Working in Tech with an Art History Degree

Never in a million years did I think I would be working in tech. I saw myself as the antithesis of technology– devoting my education and early career to preserving the art and art-making techniques of the past. However, through a series of seemingly random events and a lot of hard work I find myself a User Experience and Interface Designer at a mobile development and consulting company. Six months in and loving it, I’m taking inventory of how I got here and what I’ve learned so far.

My first job out of school was working for one of the foremost book-binding supply shops in the nation (you probably didn’t even know that was a thing, did you?) Eventually I landed my first “big girl job” in Museum Education, feeling like I had “arrived.”  Have you ever heard of that woman who became a curator with just a Bachelor’s degree? You haven’t? Duh, because I made her up. Without an advanced degree or a desire to pursue one, I quickly realized I was stuck. Thankfully, I had been cultivating design and letterpress printing skills on the side and decided to dive headfirst into the freelance life, working as a wedding stationery designer. Three years, approximately five bridezillas and few dozen invitation suites later I was struggling to stay inspired. I had learned so much about myself and about running a business, but it was now time for a new adventure.

enterprise mobile app devThis is where my foray into tech began. Mostly out of curiosity, I began to take classes in User Experience, Sketch, basic web design, wireframing, and designing for the screen. I was hooked. I watched hundreds of YouTube videos on how to mask this or animate that, scanning forums for answers and googling like it was my job. I dogeared outdated books about “mobile first” and read articles about fighting for the user — anything I could get my hands on. Then, one wonderful summer day, I interviewed for a design position at BlueFletch and the rest is history.

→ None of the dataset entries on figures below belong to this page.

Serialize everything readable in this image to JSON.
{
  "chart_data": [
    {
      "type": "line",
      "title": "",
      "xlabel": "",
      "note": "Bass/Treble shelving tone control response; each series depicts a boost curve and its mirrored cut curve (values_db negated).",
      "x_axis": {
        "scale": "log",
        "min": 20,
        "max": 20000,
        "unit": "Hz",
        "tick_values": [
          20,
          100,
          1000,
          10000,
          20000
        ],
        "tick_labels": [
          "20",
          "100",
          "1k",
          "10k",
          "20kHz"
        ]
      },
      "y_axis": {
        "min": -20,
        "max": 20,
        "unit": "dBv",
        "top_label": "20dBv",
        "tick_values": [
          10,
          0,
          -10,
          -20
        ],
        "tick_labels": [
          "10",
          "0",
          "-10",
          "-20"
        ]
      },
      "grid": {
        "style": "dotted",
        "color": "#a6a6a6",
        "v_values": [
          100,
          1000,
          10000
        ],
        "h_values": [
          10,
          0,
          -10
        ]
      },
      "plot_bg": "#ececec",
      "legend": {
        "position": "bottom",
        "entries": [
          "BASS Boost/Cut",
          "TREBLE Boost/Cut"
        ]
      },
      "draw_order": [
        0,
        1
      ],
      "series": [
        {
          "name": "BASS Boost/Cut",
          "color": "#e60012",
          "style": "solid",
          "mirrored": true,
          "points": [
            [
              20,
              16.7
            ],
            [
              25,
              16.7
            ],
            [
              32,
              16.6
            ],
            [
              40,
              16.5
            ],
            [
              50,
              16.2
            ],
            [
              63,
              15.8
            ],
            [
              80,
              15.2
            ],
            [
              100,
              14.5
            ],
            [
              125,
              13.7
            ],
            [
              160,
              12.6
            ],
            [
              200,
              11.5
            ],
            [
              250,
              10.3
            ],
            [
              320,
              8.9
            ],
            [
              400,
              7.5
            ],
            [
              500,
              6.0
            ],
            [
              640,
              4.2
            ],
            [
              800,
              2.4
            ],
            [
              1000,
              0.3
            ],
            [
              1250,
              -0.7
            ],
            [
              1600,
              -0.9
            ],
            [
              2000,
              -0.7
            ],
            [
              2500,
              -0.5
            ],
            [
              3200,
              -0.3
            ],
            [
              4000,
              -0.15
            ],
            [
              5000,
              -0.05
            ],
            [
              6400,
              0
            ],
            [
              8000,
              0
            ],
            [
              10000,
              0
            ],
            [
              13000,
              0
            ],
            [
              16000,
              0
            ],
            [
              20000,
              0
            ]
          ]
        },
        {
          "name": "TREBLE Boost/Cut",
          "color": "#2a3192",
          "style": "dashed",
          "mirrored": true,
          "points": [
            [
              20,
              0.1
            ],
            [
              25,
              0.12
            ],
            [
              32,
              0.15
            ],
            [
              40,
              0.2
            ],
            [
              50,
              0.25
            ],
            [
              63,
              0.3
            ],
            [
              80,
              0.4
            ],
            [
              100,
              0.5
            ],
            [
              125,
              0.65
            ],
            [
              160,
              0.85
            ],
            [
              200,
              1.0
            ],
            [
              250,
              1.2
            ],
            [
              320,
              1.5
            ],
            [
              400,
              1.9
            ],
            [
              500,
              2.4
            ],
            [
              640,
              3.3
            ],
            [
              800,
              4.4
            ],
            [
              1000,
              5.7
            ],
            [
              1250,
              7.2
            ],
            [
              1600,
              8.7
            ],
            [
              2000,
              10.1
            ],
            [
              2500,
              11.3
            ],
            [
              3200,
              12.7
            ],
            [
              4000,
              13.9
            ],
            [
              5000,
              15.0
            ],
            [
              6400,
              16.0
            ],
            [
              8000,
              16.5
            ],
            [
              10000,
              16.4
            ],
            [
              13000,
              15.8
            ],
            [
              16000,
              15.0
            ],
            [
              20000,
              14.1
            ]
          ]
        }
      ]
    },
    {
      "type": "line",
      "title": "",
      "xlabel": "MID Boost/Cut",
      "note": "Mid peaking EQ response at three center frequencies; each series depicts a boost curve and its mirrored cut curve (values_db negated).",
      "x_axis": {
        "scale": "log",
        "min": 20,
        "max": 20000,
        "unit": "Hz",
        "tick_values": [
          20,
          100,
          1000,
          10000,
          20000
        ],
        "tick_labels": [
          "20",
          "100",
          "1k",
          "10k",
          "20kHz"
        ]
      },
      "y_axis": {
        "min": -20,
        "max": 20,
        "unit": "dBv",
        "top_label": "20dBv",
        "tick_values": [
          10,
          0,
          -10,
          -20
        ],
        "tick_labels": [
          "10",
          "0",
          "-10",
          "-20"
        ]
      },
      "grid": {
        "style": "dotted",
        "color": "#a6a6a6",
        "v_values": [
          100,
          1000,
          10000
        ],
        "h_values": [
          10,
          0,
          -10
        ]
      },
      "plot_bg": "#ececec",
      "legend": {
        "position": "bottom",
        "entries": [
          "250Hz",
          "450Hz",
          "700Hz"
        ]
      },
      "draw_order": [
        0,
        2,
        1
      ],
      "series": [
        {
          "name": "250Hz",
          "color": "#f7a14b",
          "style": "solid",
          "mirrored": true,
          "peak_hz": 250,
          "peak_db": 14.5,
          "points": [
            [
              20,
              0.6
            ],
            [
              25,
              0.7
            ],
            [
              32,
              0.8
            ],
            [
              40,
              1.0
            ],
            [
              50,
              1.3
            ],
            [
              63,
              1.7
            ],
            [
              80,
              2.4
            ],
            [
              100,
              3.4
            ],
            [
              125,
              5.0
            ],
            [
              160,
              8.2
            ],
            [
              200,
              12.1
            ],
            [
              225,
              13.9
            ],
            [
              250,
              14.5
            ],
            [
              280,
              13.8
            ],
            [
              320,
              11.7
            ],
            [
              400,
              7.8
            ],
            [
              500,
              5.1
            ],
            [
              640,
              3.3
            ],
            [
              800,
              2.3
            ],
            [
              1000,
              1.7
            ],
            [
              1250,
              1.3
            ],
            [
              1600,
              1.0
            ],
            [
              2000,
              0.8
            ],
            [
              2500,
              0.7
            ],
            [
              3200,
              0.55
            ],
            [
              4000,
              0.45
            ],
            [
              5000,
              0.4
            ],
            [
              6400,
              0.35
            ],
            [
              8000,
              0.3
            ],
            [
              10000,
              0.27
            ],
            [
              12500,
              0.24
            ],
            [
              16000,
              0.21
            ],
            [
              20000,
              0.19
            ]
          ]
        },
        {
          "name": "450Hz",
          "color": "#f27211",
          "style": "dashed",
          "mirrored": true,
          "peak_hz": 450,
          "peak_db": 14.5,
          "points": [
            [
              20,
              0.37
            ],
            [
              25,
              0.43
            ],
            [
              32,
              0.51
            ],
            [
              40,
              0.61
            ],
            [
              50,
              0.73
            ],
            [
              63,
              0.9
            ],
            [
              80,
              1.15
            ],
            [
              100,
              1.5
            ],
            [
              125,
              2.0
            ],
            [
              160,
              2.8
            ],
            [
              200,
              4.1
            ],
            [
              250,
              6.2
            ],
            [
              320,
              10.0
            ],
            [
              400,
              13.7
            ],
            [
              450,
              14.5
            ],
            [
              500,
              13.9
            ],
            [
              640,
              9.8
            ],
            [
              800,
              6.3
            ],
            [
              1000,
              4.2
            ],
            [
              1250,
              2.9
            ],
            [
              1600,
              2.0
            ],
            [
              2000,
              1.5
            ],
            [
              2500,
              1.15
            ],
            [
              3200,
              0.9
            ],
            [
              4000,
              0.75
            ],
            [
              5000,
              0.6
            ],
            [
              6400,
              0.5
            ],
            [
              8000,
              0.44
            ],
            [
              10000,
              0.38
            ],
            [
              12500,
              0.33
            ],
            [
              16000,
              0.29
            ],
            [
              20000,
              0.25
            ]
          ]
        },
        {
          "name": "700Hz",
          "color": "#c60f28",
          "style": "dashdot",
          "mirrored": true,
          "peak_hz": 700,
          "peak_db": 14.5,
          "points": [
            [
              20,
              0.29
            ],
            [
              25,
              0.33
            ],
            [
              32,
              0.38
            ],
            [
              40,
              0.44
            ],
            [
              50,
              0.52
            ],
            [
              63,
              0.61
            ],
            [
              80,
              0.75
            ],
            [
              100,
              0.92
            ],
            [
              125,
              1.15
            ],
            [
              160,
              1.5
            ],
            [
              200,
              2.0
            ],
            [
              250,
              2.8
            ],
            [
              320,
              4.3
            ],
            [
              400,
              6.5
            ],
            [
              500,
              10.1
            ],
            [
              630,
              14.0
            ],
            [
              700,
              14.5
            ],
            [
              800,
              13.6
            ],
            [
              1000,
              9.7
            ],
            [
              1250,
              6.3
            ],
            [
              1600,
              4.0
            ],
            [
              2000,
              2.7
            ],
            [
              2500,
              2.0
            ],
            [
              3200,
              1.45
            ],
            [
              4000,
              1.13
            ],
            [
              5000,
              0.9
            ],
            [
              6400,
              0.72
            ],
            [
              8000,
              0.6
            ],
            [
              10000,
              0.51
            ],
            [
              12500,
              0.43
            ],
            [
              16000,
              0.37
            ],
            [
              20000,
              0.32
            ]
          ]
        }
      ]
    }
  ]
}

At my new job I had to learn to swim by being thrown into the deep end. During the first couple of months I would make daily lists of all of the words and acronyms that I hadn’t understood that day to look up later, in secret. It took some time, but to my relief and surprise I didn’t drown. I began picking up more jargon everyday, building my understanding of this brave new world, piece by piece. This is the ever-progressing land of Marshmallow, Kit Kat, Lollipop, and Jelly Bean, of cookies, toasts, breadcrumbs, chips, wizards, trolls, portals, clouds, easter eggs, and bugs — it’s quite the place.

The constraints inherent to designing and developing apps drive creativity with a speed and ferocity that I have never before encountered. This kind of work has redefined my understanding of what it truly means to be creative. It is narrow-minded to suggest that creativity only courses through the veins of musicians, painters and photographers. Being creative is the posture of approaching a problem and endeavoring to solve it in a beautiful way, a goal shared by the right and left-brained alike.

The tech industry isn’t for everyone. If you are looking for a career to coast you into retirement, it’s probably not for you. The techsphere and the people who inhabit it will advance and swallow you up as they pass, leaving you and your skillset irrelevant. The tech industry is however, for the forever-learners, the self taught and the classically trained. It is for the computer scientists and the engineers and also for the lawyers, actors, musicians, teachers, and artists. It is for the people who planned on being here all along and the people who arrived here by happy accident. This industry is a melting pot of talent, enriched by the diverse collage of backgrounds brought to the table. Here my non-tech past experience isn’t a handicap, it’s an asset.